Rush RevereRush Revere and the Brave Pilgrims has been reviewed more than 4,200 times on Amazon.com, and 95% of reviewers give the work four or five stars.  They praise it as a “factually correct,” “unbiased,” “true history” that will help to combat the “liberal propaganda that the children are being fed today.”  Last Autumn such giddy enthusiasm propelled the book temporarily to #2 on Amazon’s ranking of books, and even a year after its release it still sits comfortably in Amazon’s top 100, coming in at #38 as I write this.  (My book is not far behind, standing at #57,589.  I don’t know precisely how many titles Amazon claims to rank, but the total is well above 12 million–probably much higher.)

I have previously posted two extended essays on Limbaugh’s take on the Pilgrims (see here and here), so I am not going to cover that ground again.  Suffice it to say that the book is pretty much a train wreck.  I consider myself a political conservative, and so I take no pleasure in saying that, but the book has little redeeming value as a work of history, even for children.  For Christian readers, the book should be positively offensive.  In Rush’s revisionist re-telling, the First Thanksgiving had nothing to do with the Pilgrim’s gratitude to God for bringing them through a deadly winter and blessing them with a bountiful harvest.  In fact, it had little religious dimension at all.  The Pilgrims and the Wampanoag were instead celebrating how God had delivered them from the futility of socialism and alerted them to the benefits of free enterprise.

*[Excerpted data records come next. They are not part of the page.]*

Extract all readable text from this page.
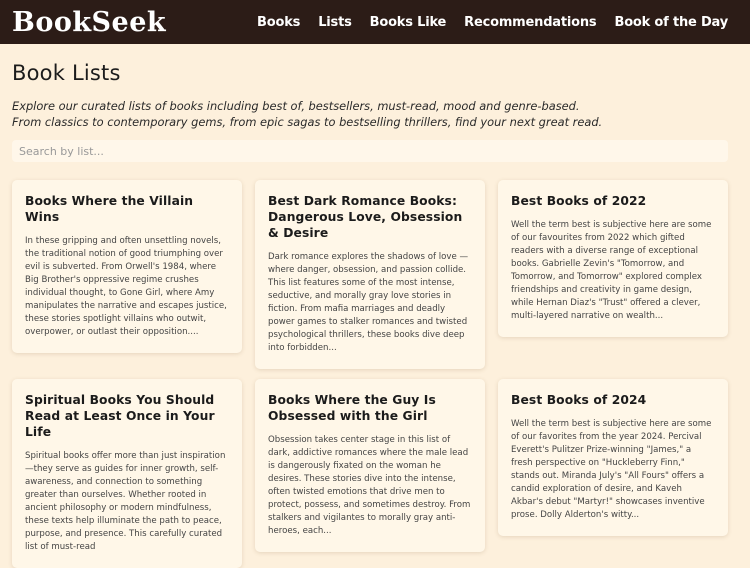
BookSeek	Books Lists Books Like Recommendations Book of the Day
Book Lists
Explore our curated lists of books including best of, bestsellers, must-read, mood and genre-based.
From classics to contemporary gems, from epic sagas to bestselling thrillers, find your next great read.
Search by list...
Books Where the Villain Wins

In these gripping and often unsettling novels, the traditional notion of good triumphing over evil is subverted. From Orwell's 1984, where Big Brother's oppressive regime crushes individual thought, to Gone Girl, where Amy manipulates the narrative and escapes justice, these stories spotlight villains who outwit, overpower, or outlast their opposition....

Best Dark Romance Books: Dangerous Love, Obsession & Desire

Dark romance explores the shadows of love — where danger, obsession, and passion collide. This list features some of the most intense, seductive, and morally gray love stories in fiction. From mafia marriages and deadly power games to stalker romances and twisted psychological thrillers, these books dive deep into forbidden...

Best Books of 2022

Well the term best is subjective here are some of our favourites from 2022 which gifted readers with a diverse range of exceptional books. Gabrielle Zevin's "Tomorrow, and Tomorrow, and Tomorrow" explored complex friendships and creativity in game design, while Hernan Diaz's "Trust" offered a clever, multi-layered narrative on wealth...

Spiritual Books You Should Read at Least Once in Your Life

Spiritual books offer more than just inspiration—they serve as guides for inner growth, self-awareness, and connection to something greater than ourselves. Whether rooted in ancient philosophy or modern mindfulness, these texts help illuminate the path to peace, purpose, and presence. This carefully curated list of must-read

Books Where the Guy Is Obsessed with the Girl

Obsession takes center stage in this list of dark, addictive romances where the male lead is dangerously fixated on the woman he desires. These stories dive into the intense, often twisted emotions that drive men to protect, possess, and sometimes destroy. From stalkers and vigilantes to morally gray anti-heroes, each...

Best Books of 2024

Well the term best is subjective here are some of our favorites from the year 2024. Percival Everett's Pulitzer Prize-winning "James," a fresh perspective on "Huckleberry Finn," stands out. Miranda July's "All Fours" offers a candid exploration of desire, and Kaveh Akbar's debut "Martyr!" showcases inventive prose. Dolly Alderton's witty...
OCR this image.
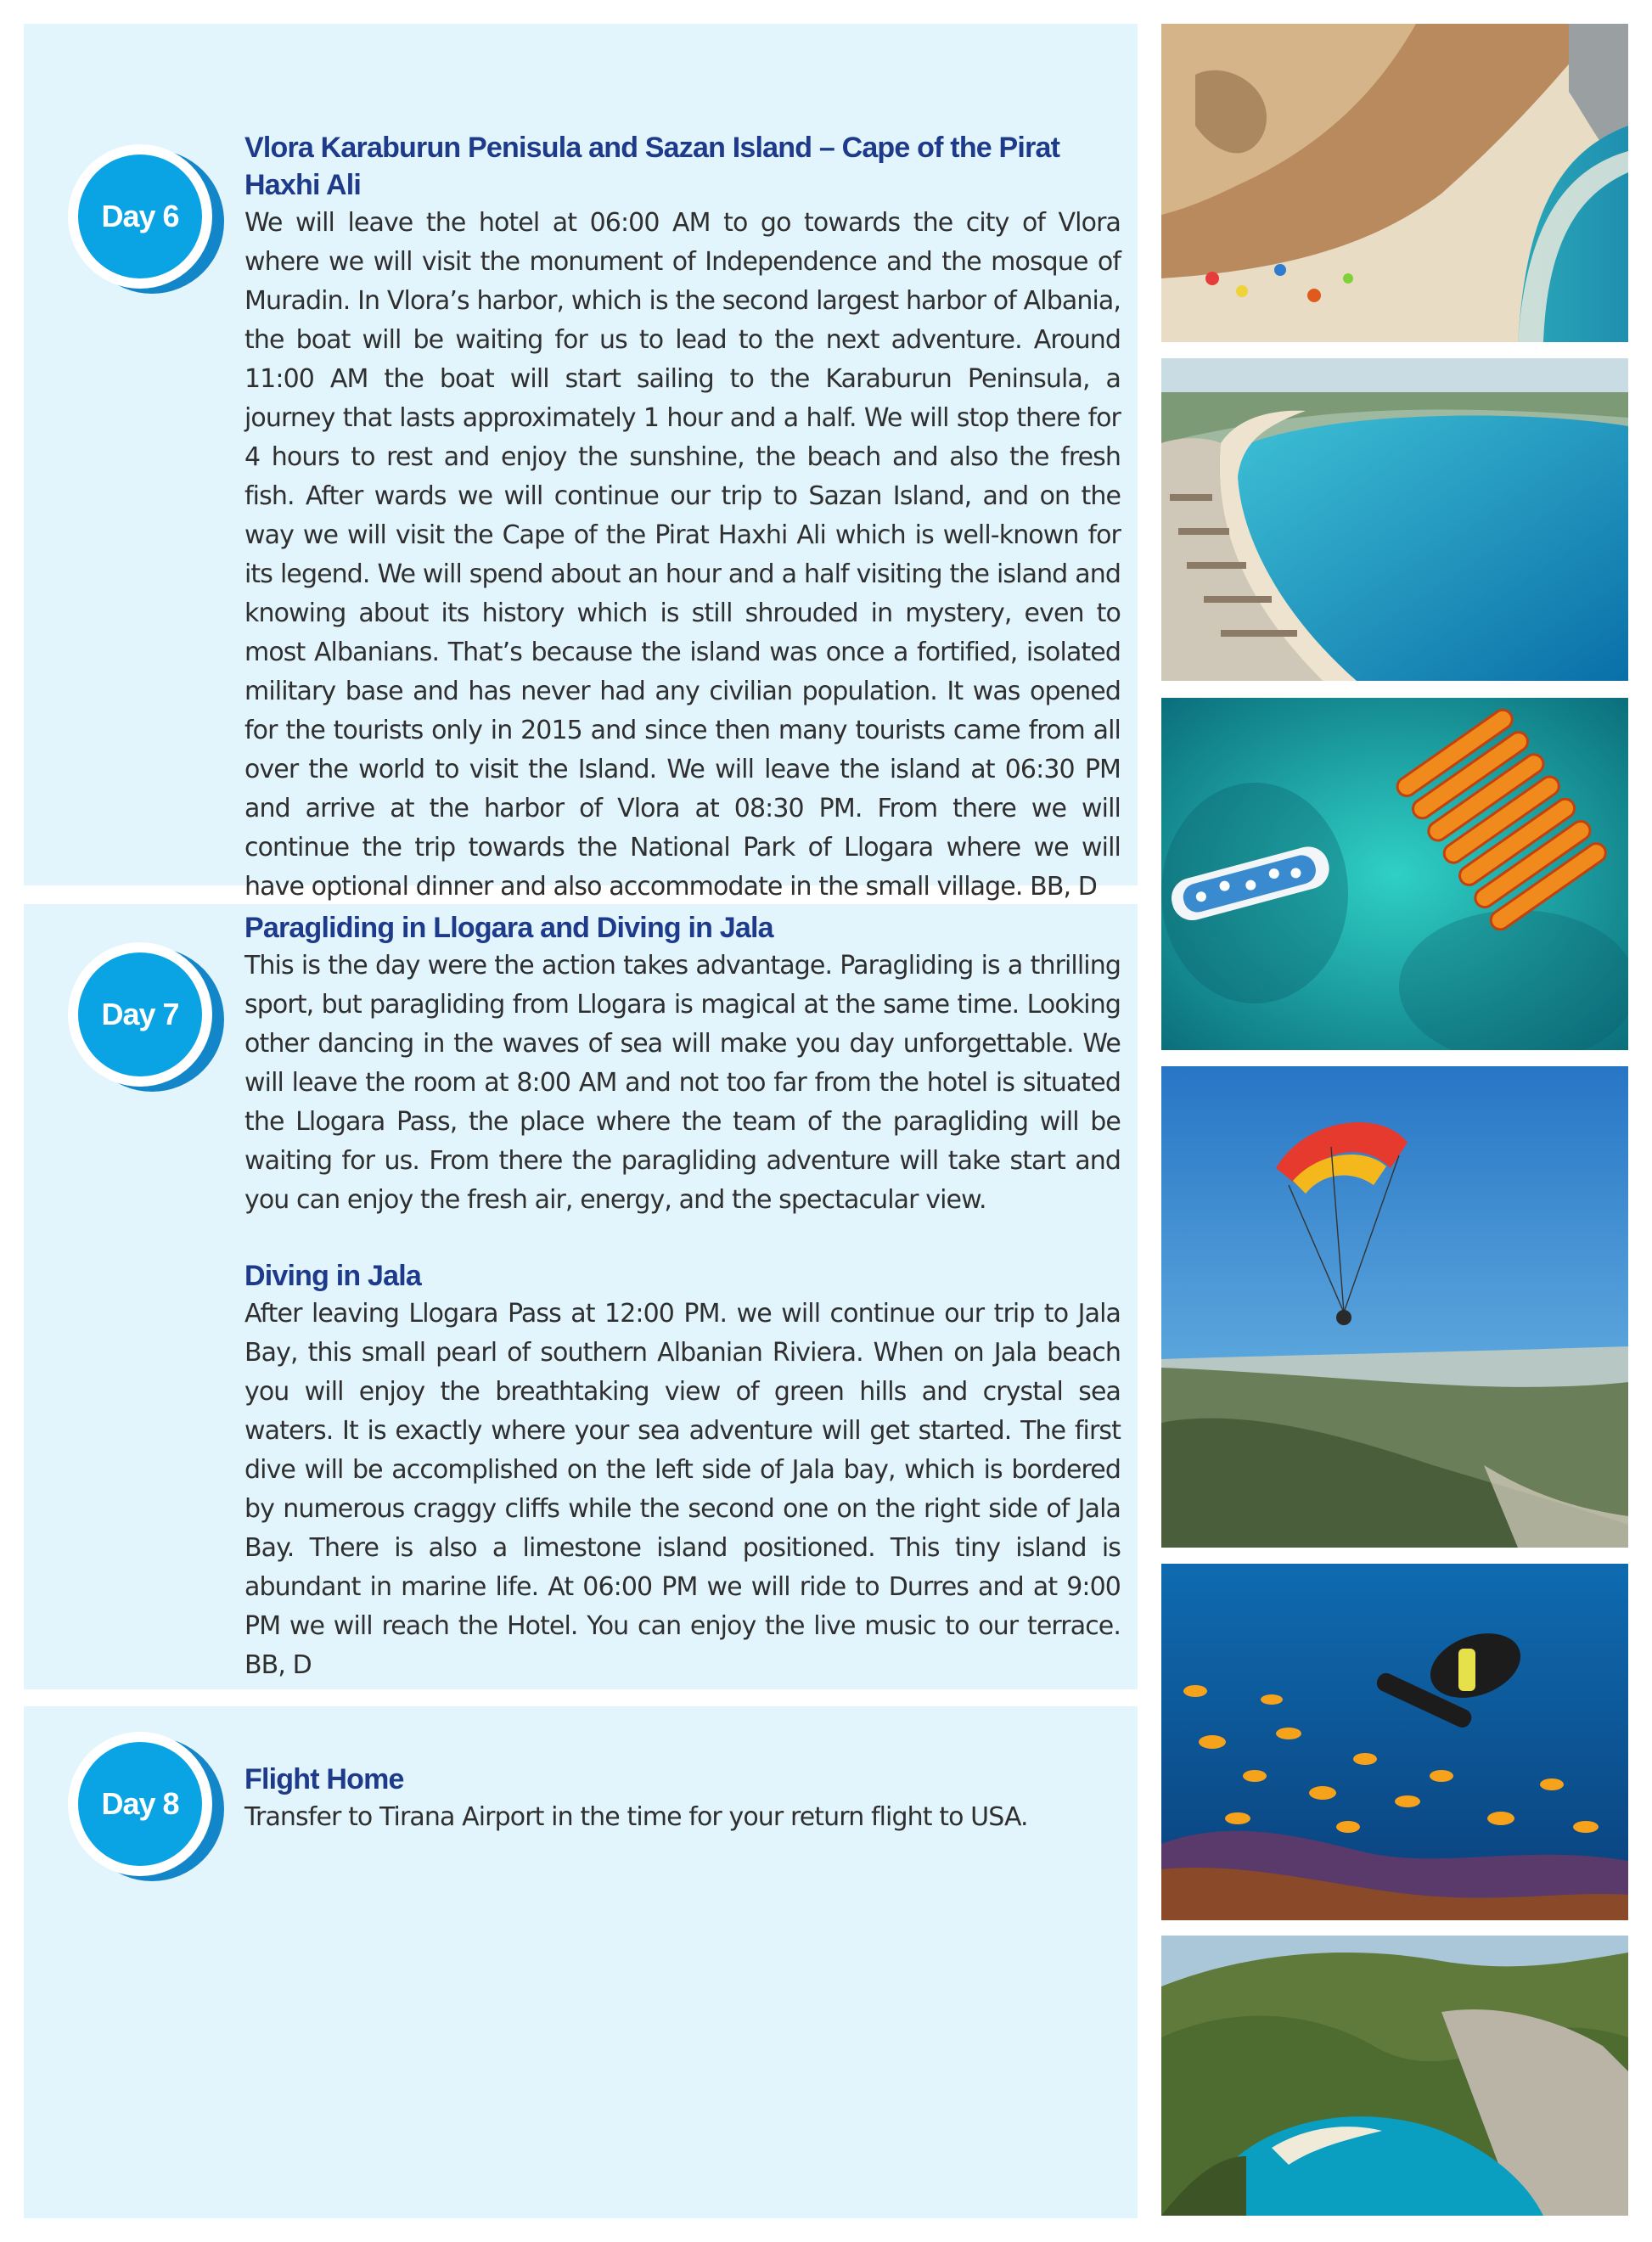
Day 6
Vlora Karaburun Penisula and Sazan Island – Cape of the Pirat Haxhi Ali

We will leave the hotel at 06:00 AM to go towards the city of Vlora where we will visit the monument of Independence and the mosque of Muradin. In Vlora’s harbor, which is the second largest harbor of Albania, the boat will be waiting for us to lead to the next adventure. Around 11:00 AM the boat will start sailing to the Karaburun Peninsula, a journey that lasts approximately 1 hour and a half. We will stop there for 4 hours to rest and enjoy the sunshine, the beach and also the fresh fish. After wards we will continue our trip to Sazan Island, and on the way we will visit the Cape of the Pirat Haxhi Ali which is well-known for its legend. We will spend about an hour and a half visiting the island and knowing about its history which is still shrouded in mystery, even to most Albanians. That’s because the island was once a fortified, isolated military base and has never had any civilian population. It was opened for the tourists only in 2015 and since then many tourists came from all over the world to visit the Island. We will leave the island at 06:30 PM and arrive at the harbor of Vlora at 08:30 PM. From there we will continue the trip towards the National Park of Llogara where we will have optional dinner and also accommodate in the small village. BB, D

Day 7
Paragliding in Llogara and Diving in Jala

This is the day were the action takes advantage. Paragliding is a thrilling sport, but paragliding from Llogara is magical at the same time. Looking other dancing in the waves of sea will make you day unforgettable. We will leave the room at 8:00 AM and not too far from the hotel is situated the Llogara Pass, the place where the team of the paragliding will be waiting for us. From there the paragliding adventure will take start and you can enjoy the fresh air, energy, and the spectacular view.

Diving in Jala

After leaving Llogara Pass at 12:00 PM. we will continue our trip to Jala Bay, this small pearl of southern Albanian Riviera. When on Jala beach you will enjoy the breathtaking view of green hills and crystal sea waters. It is exactly where your sea adventure will get started. The first dive will be accomplished on the left side of Jala bay, which is bordered by numerous craggy cliffs while the second one on the right side of Jala Bay. There is also a limestone island positioned. This tiny island is abundant in marine life. At 06:00 PM we will ride to Durres and at 9:00 PM we will reach the Hotel. You can enjoy the live music to our terrace. BB, D

Day 8
Flight Home

Transfer to Tirana Airport in the time for your return flight to USA.
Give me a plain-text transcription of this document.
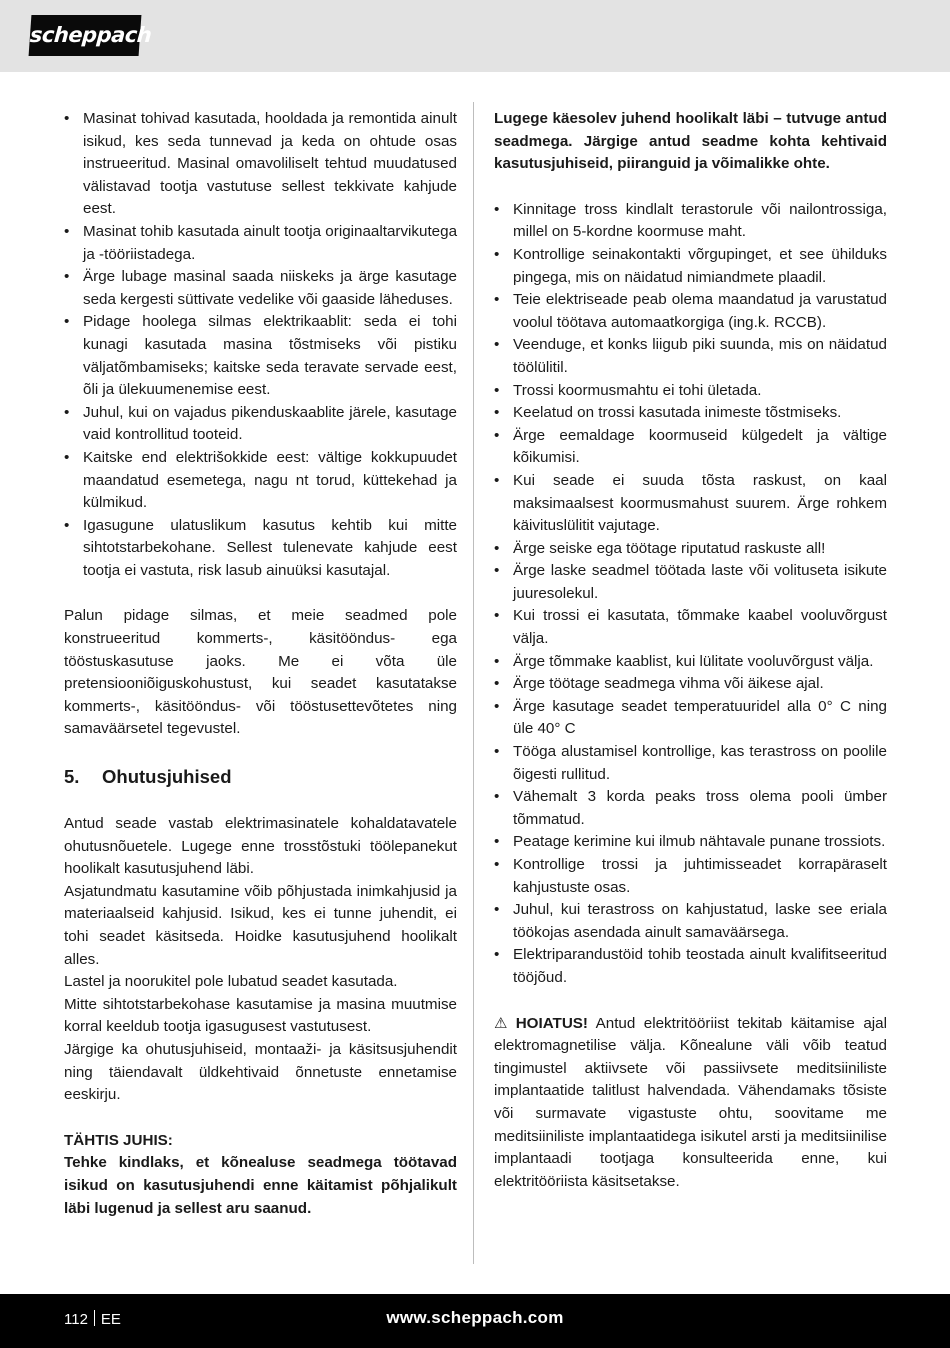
scheppach
• Masinat tohivad kasutada, hooldada ja remontida ainult isikud, kes seda tunnevad ja keda on ohtude osas instrueeritud. Masinal omavoliliselt tehtud muudatused välistavad tootja vastutuse sellest tekkivate kahjude eest.
• Masinat tohib kasutada ainult tootja originaaltarvikutega ja -tööriistadega.
• Ärge lubage masinal saada niiskeks ja ärge kasutage seda kergesti süttivate vedelike või gaaside läheduses.
• Pidage hoolega silmas elektrikaablit: seda ei tohi kunagi kasutada masina tõstmiseks või pistiku väljatõmbamiseks; kaitske seda teravate servade eest, õli ja ülekuumenemise eest.
• Juhul, kui on vajadus pikenduskaablite järele, kasutage vaid kontrollitud tooteid.
• Kaitske end elektrišokkide eest: vältige kokkupuudet maandatud esemetega, nagu nt torud, küttekehad ja külmikud.
• Igasugune ulatuslikum kasutus kehtib kui mitte sihtotstarbekohane. Sellest tulenevate kahjude eest tootja ei vastuta, risk lasub ainuüksi kasutajal.

Palun pidage silmas, et meie seadmed pole konstrueeritud kommerts-, käsitööndus- ega tööstuskasutuse jaoks. Me ei võta üle pretensiooniõiguskohustust, kui seadet kasutatakse kommerts-, käsitööndus- või tööstusettevõtetes ning samaväärsetel tegevustel.

5.	Ohutusjuhised

Antud seade vastab elektrimasinatele kohaldatavatele ohutusnõuetele. Lugege enne trosstõstuki töölepanekut hoolikalt kasutusjuhend läbi.

Asjatundmatu kasutamine võib põhjustada inimkahjusid ja materiaalseid kahjusid. Isikud, kes ei tunne juhendit, ei tohi seadet käsitseda. Hoidke kasutusjuhend hoolikalt alles.

Lastel ja noorukitel pole lubatud seadet kasutada.

Mitte sihtotstarbekohase kasutamise ja masina muutmise korral keeldub tootja igasugusest vastutusest.

Järgige ka ohutusjuhiseid, montaaži- ja käsitsusjuhendit ning täiendavalt üldkehtivaid õnnetuste ennetamise eeskirju.

TÄHTIS JUHIS:

Tehke kindlaks, et kõnealuse seadmega töötavad isikud on kasutusjuhendi enne käitamist põhjalikult läbi lugenud ja sellest aru saanud.

Lugege käesolev juhend hoolikalt läbi – tutvuge antud seadmega. Järgige antud seadme kohta kehtivaid kasutusjuhiseid, piiranguid ja võimalikke ohte.

• Kinnitage tross kindlalt terastorule või nailontrossiga, millel on 5-kordne koormuse maht.
• Kontrollige seinakontakti võrgupinget, et see ühilduks pingega, mis on näidatud nimiandmete plaadil.
• Teie elektriseade peab olema maandatud ja varustatud voolul töötava automaatkorgiga (ing.k. RCCB).
• Veenduge, et konks liigub piki suunda, mis on näidatud töölülitil.
• Trossi koormusmahtu ei tohi ületada.
• Keelatud on trossi kasutada inimeste tõstmiseks.
• Ärge eemaldage koormuseid külgedelt ja vältige kõikumisi.
• Kui seade ei suuda tõsta raskust, on kaal maksimaalsest koormusmahust suurem. Ärge rohkem käivituslülitit vajutage.
• Ärge seiske ega töötage riputatud raskuste all!
• Ärge laske seadmel töötada laste või volituseta isikute juuresolekul.
• Kui trossi ei kasutata, tõmmake kaabel vooluvõrgust välja.
• Ärge tõmmake kaablist, kui lülitate vooluvõrgust välja.
• Ärge töötage seadmega vihma või äikese ajal.
• Ärge kasutage seadet temperatuuridel alla 0° C ning üle 40° C
• Tööga alustamisel kontrollige, kas terastross on poolile õigesti rullitud.
• Vähemalt 3 korda peaks tross olema pooli ümber tõmmatud.
• Peatage kerimine kui ilmub nähtavale punane trossiots.
• Kontrollige trossi ja juhtimisseadet korrapäraselt kahjustuste osas.
• Juhul, kui terastross on kahjustatud, laske see eriala töökojas asendada ainult samaväärsega.
• Elektriparandustöid tohib teostada ainult kvalifitseeritud tööjõud.

⚠ HOIATUS! Antud elektritööriist tekitab käitamise ajal elektromagnetilise välja. Kõnealune väli võib teatud tingimustel aktiivsete või passiivsete meditsiiniliste implantaatide talitlust halvendada. Vähendamaks tõsiste või surmavate vigastuste ohtu, soovitame me meditsiiniliste implantaatidega isikutel arsti ja meditsiinilise implantaadi tootjaga konsulteerida enne, kui elektritööriista käsitsetakse.

112 EE	www.scheppach.com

As a historian, I think no good cause is ever served by distorting the past, whether intentionally or accidentally.  And as a Christian historian, I am grieved that the Pilgrims’ timeless example of perseverance and heavenly hope amidst unspeakable hardship has been obscured, their faith in God overshadowed by their purported faith in the free market.

If you listen to Limbaugh’s radio program (I’ll confess that I do occasionally), you know that he encourages his readers to buy his books in order to counteract the lies and half-truths that supposedly mar American history as it is taught in the public schools.  With regard to the Pilgrims and the First Thanksgiving, I have no doubt that the real story is rarely told.  But if you’re hoping to find a more accurate re-telling from a time-traveling talking horse, prepare to be disappointed.